We have finally figured out how to eliminate those annoying dolphins as a species (aside from humiliating them to death for tourist shows). SeaWorld, the world’s largest chain for aquatic gulags, has managed to kill a dolphin as part of its show.
Sharky the dolphin was performing some sort of aerial stunt when it hit another dolphin in a mid-air collision. Now THAT’s entertainment! In the War on Animals, it is always great to see people showing initiative and eliminating the great dolphin threat.
Sadly, we lost one of our boys on the West Coast recently. An animal trainer in California paid the ultimate price in this crazy, mixed-up war, when a “friendly” grizzly bear he was wrestling with bit him on the neck. We proudly salute our fallen comrade. May he go where the bears and their hunts for picanic baskets cannot reach him.
Finally, many of our readers have been clamoring for mention of the shark attack in San Diego last week. There, we said it.
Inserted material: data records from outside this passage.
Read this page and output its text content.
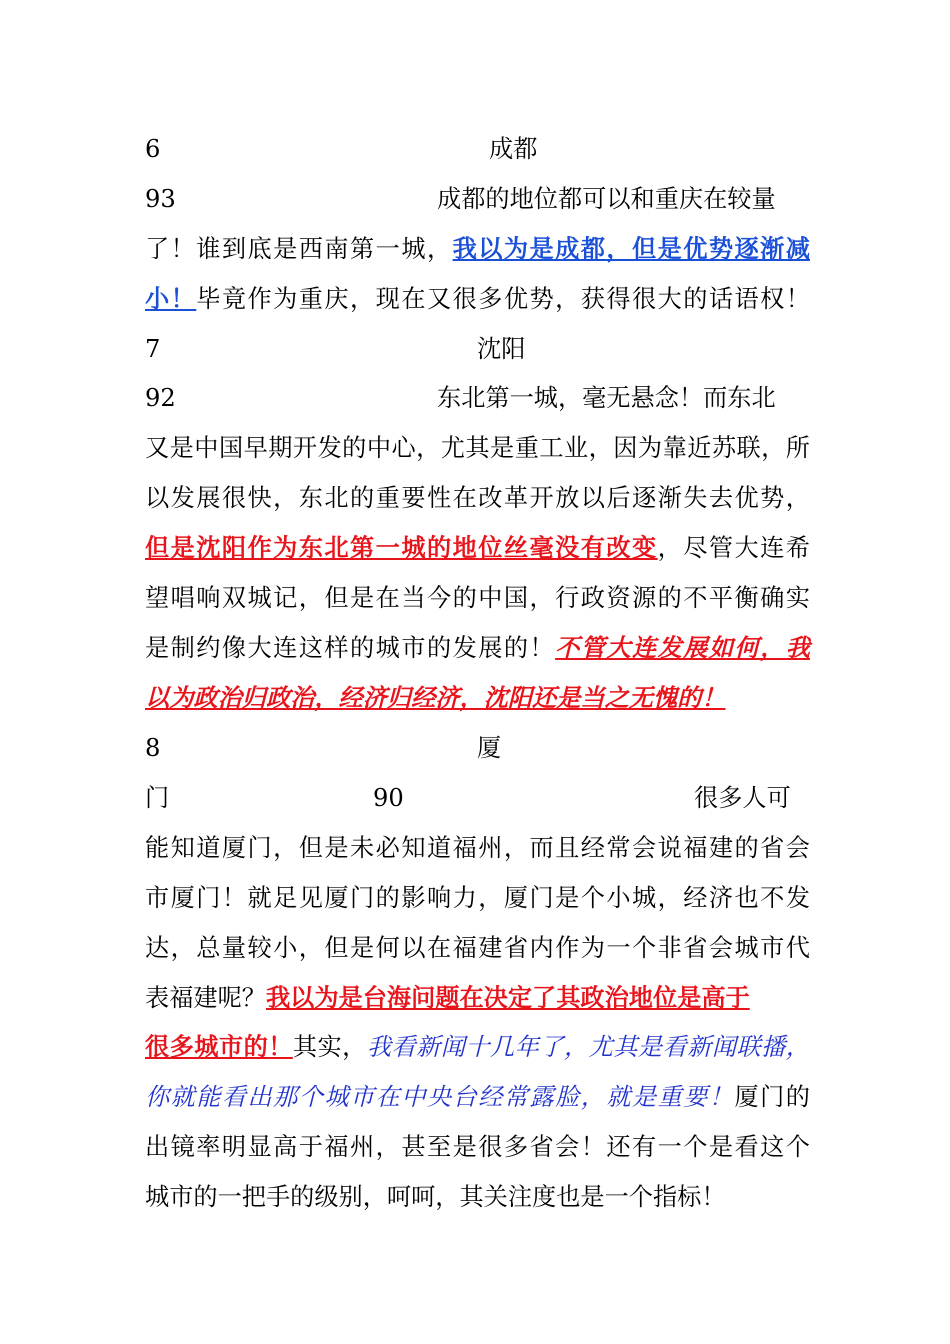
6	成都
93	成都的地位都可以和重庆在较量
了！谁到底是西南第一城，我以为是成都，但是优势逐渐减
小！毕竟作为重庆，现在又很多优势，获得很大的话语权！
7	沈阳
92	东北第一城，毫无悬念！而东北
又是中国早期开发的中心，尤其是重工业，因为靠近苏联，所
以发展很快，东北的重要性在改革开放以后逐渐失去优势，
但是沈阳作为东北第一城的地位丝毫没有改变，尽管大连希
望唱响双城记，但是在当今的中国，行政资源的不平衡确实
是制约像大连这样的城市的发展的！不管大连发展如何，我
以为政治归政治，经济归经济，沈阳还是当之无愧的！
8	厦
门	90	很多人可
能知道厦门，但是未必知道福州，而且经常会说福建的省会
市厦门！就足见厦门的影响力，厦门是个小城，经济也不发
达，总量较小，但是何以在福建省内作为一个非省会城市代
表福建呢？我以为是台海问题在决定了其政治地位是高于
很多城市的！其实，我看新闻十几年了，尤其是看新闻联播，
你就能看出那个城市在中央台经常露脸，就是重要！厦门的
出镜率明显高于福州，甚至是很多省会！还有一个是看这个
城市的一把手的级别，呵呵，其关注度也是一个指标！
Baseball season is finally upon us. We know it, our former enemies friends in Japan know it and obviously so do the animals. Seeing an opportunity to strike at loyal Boston Red Sox fans, a red-tailed hawk made a nest at the majestic Fenway Park, a baseball Mecca.
The hawk waited for its opportunity, and was noticed by ballpark staff. The bird was scheduled to be dealt with when it attacked a girl taking a tour of the park with her middle school class, cutting her head above her eye. Not surprisingly, the nest was located just above the press box, most likely waiting for the off chance to silence The Guys.
The story has a somewhat happy ending. The hawk flew off and is reported to be still at large after the nest, and an egg, were removed. New item on the Fenway menu: omelettes.
In unhappier news, sea lions in California had been given a death sentence (and rightly so!) by the state government, then the inHumane Society came in and made them stop. The stay of execution will last until something is worked out by the group and state and federal agencies. This blog will never waver from its “kill the bastards” stance.
In a case of lose-lose, while the sea lions could meet their end, or even be moved, they are being moved to that salmon can make it ustream to spawn. We can handle the salmon, though.